Donziger has denied the allegations.

Chevron no longer has assets in Ecuador, forcing the plaintiffs to petition the U.S. to collect damages. Monday’s ruling applies only to the multinational corporation’s holdings in the U.S., and do not apply to the plaintiff’s efforts to collect on the judgment in other countries where Chevron has extensive holdings, including Canada, Argentina, and Brazil.

Billions of gallons of toxic waste left behind by Chevron in in the oil-rich area of Lago Agrio in Ecuador’s Amazon—one of the world’s largest environmental disasters—has impacted as many as 30,000 people, mostly Indigenous. Ecuador’s Supreme Court ordered Chevron in 2013 to pay US$9.5 billion in damages and cleanup costs, but the oil giant has refused to comply, dragging out the lengthy court battle.

Activists have decried as biased a March, 2014 decision by U.S. District Court Judge Lewis Kaplan aserting that the US$9.5 billion compensation package had been won fraudulently and involved a bribery offer.

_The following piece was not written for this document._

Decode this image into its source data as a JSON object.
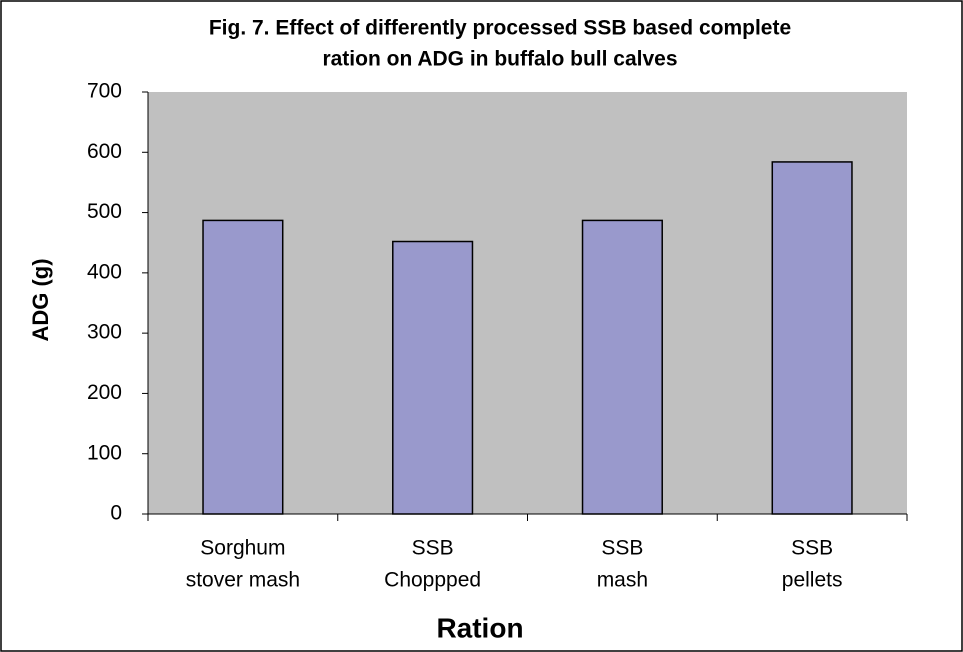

In a recent interview with teleSUR’s Abby Martin, Ecuadorean President Rafael Correa described Chevron as a “corrupt company” that has long used its vast resources to systematically delay justice in the Amazon oil spill pollution case.

“These people believe that they are above states, above justice,” Correa said of Chevron. “They created a series of legal incidents and started a nasty PR campaign against our government.”

“Any of your North American viewers or anybody can come here to the Ecuadorean Amazon, and dip their own hands in the lagoons of oil left by Texaco more than 20 years ago,” Correa continued. “And their hands will come out full of oil.”